Am 12. Mai wird das Gedächtnis des heiligen Amfilochius von Pochajew gefeiert, der 1971 verstorben ist.
Im weltlichen Leben Jakob Warnawewitsch Golowatyuk wurde er 1894 in einer kinderreichen Bauernfamilie in der Region Ternopil geboren. 1912 wurde er zum Militär einberufen und fand sich während des Krieges an der Front wieder, wo er gefangen genommen wurde. 1919 gelang es Jakob zu fliehen und nach Hause zurückzukehren, indem er den Weg von den Alpen bis zu seinem Heimatdorf überwand.
1925 kam er in die Pochajewer Lavra, und 1932 nahm er das Mönchsleben unter dem Namen Joseph an und wurde zum Hieromönch geweiht. Vater Joseph erfüllte verschiedene Aufgaben, heilte Kranke und wurde besonders als Knochenheiler bekannt. Menschen aus der Umgebung suchten seine Hilfe, und im Laufe der Zeit bemerkten die Leute die Kraft seiner Gebete.

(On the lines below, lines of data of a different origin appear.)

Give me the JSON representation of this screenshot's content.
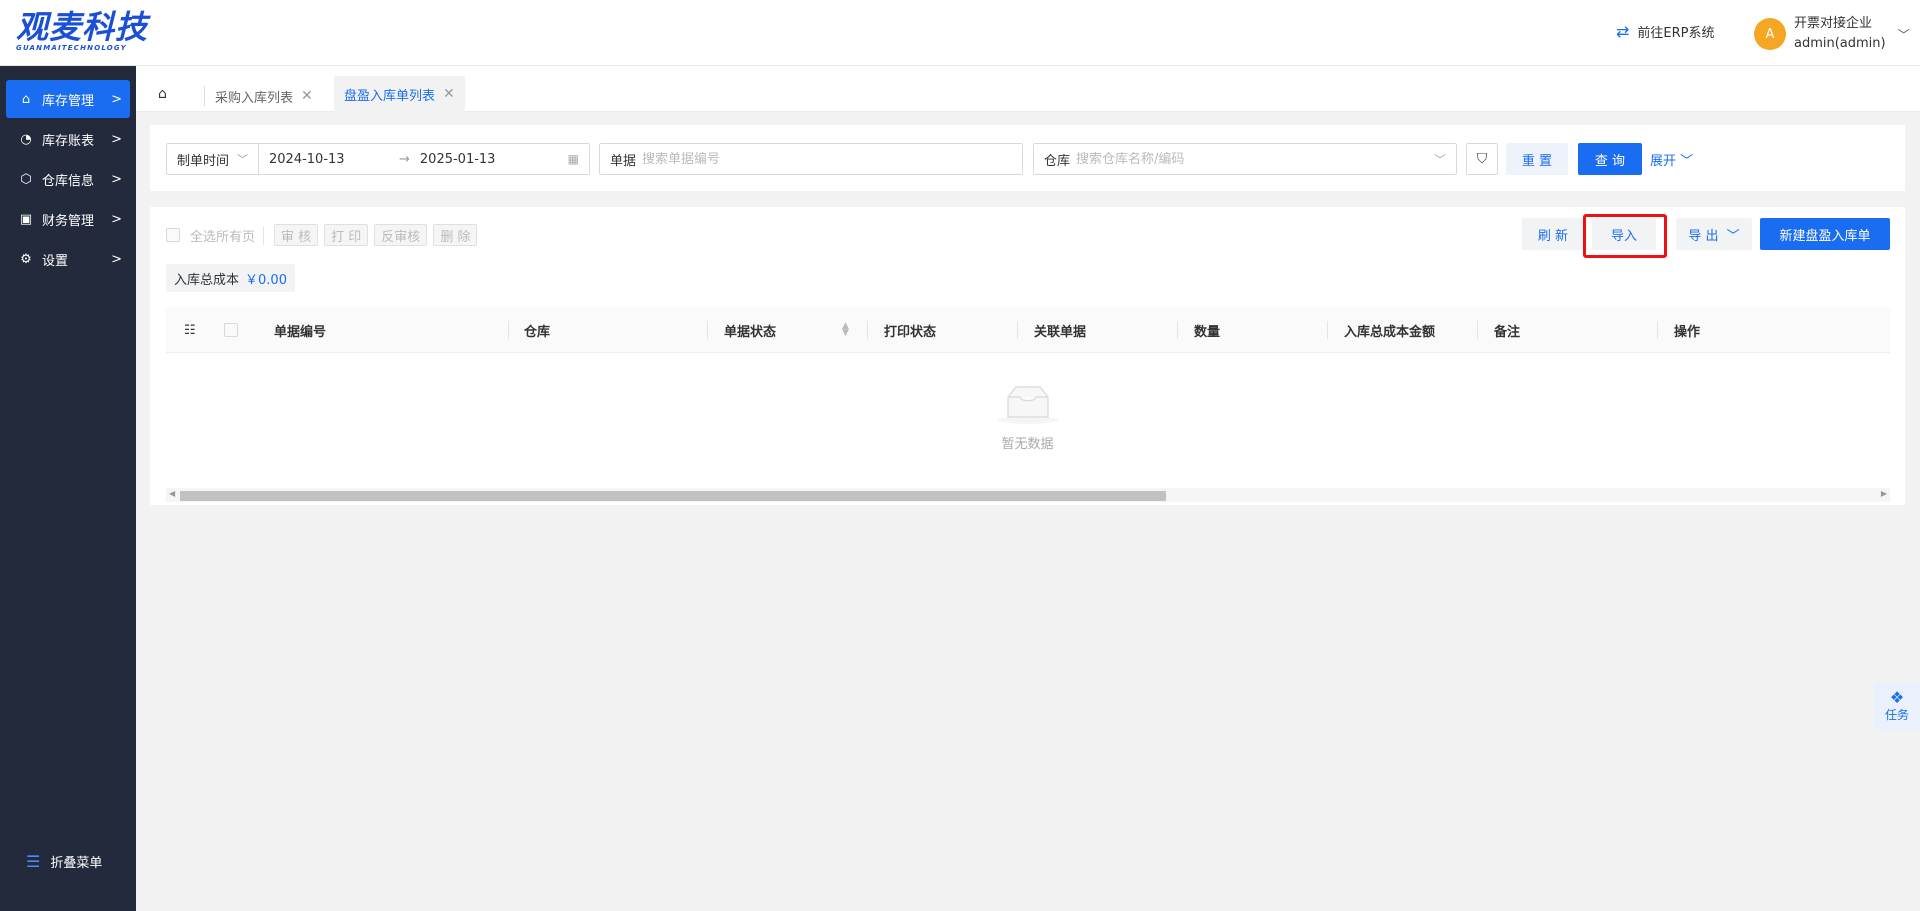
{
  "brand": {
    "name_cn": "观麦科技",
    "name_en": "GUANMAITECHNOLOGY"
  },
  "header": {
    "erp_link": "前往ERP系统",
    "avatar_letter": "A",
    "company": "开票对接企业",
    "username": "admin(admin)"
  },
  "sidebar": {
    "items": [
      {
        "label": "库存管理",
        "icon": "warehouse-icon",
        "active": true
      },
      {
        "label": "库存账表",
        "icon": "pie-chart-icon",
        "active": false
      },
      {
        "label": "仓库信息",
        "icon": "cube-icon",
        "active": false
      },
      {
        "label": "财务管理",
        "icon": "finance-icon",
        "active": false
      },
      {
        "label": "设置",
        "icon": "gear-icon",
        "active": false
      }
    ],
    "fold_label": "折叠菜单"
  },
  "tabs": [
    {
      "label": "采购入库列表",
      "active": false
    },
    {
      "label": "盘盈入库单列表",
      "active": true
    }
  ],
  "search": {
    "time_type": "制单时间",
    "date_start": "2024-10-13",
    "date_end": "2025-01-13",
    "doc_label": "单据",
    "doc_placeholder": "搜索单据编号",
    "warehouse_label": "仓库",
    "warehouse_placeholder": "搜索仓库名称/编码",
    "reset": "重 置",
    "query": "查 询",
    "expand": "展开"
  },
  "toolbar": {
    "select_all_pages": "全选所有页",
    "audit": "审 核",
    "print": "打 印",
    "unaudit": "反审核",
    "delete": "删 除",
    "refresh": "刷 新",
    "import": "导入",
    "export": "导 出",
    "new": "新建盘盈入库单"
  },
  "summary": {
    "label": "入库总成本",
    "value": "￥0.00"
  },
  "table": {
    "columns": [
      "单据编号",
      "仓库",
      "单据状态",
      "打印状态",
      "关联单据",
      "数量",
      "入库总成本金额",
      "备注",
      "操作"
    ],
    "rows": [],
    "empty_text": "暂无数据"
  },
  "task_float": {
    "label": "任务"
  },
  "colors": {
    "primary": "#1a6cf0",
    "sidebar_bg": "#232a3b",
    "highlight": "#ee1111",
    "avatar": "#f5a623"
  }
}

In den sowjetischen Jahren teilte Vater Joseph alle Lasten, die der Pochajewer Lavra auferlegt wurden. In den 1960er Jahren strebten die Behörden an, das Kloster zu schließen, beschlagnahmten Gebäude und vertrieben Mönche. Im Dezember 1964 verwüsteten KGB, Polizei und Bürgerwehr die Wohnräume der Lavra, verhafteten und schlugen Pilger und quälten die Mönche, zudem kam es zu Gewalt und Morden.
Als die Mönche sich auf die Verfassung beriefen, wurde ihnen gesagt, dass diese für Kommunisten geschrieben sei, während sie, die Entbehrenden, nichts wert seien. Eine der Methoden zur Verfolgung der Gläubigen war die Strafpsychiatrie. Diejenigen, die solche Einrichtungen durchliefen, erinnerten sich an Grausamkeiten, die sogar die Lager übertrafen. Die Insassen psychiatrischer Krankenhäuser waren den Ärzten ausgeliefert, die schmerzhafte Injektionen und Medikamente anwendeten, die die Persönlichkeit auslöschten.
1962 wurde Vater Joseph verhaftet und in eine psychiatrische Klinik gebracht, wo er grausamen Prüfungen ausgesetzt war. Es gelang seinen Angehörigen, ihn freizubekommen, und er ließ sich in seinem Heimatdorf Ilowiza nieder. Als die Menschen von seinem Aufenthaltsort erfuhren, kamen sie erneut zu ihm um Hilfe.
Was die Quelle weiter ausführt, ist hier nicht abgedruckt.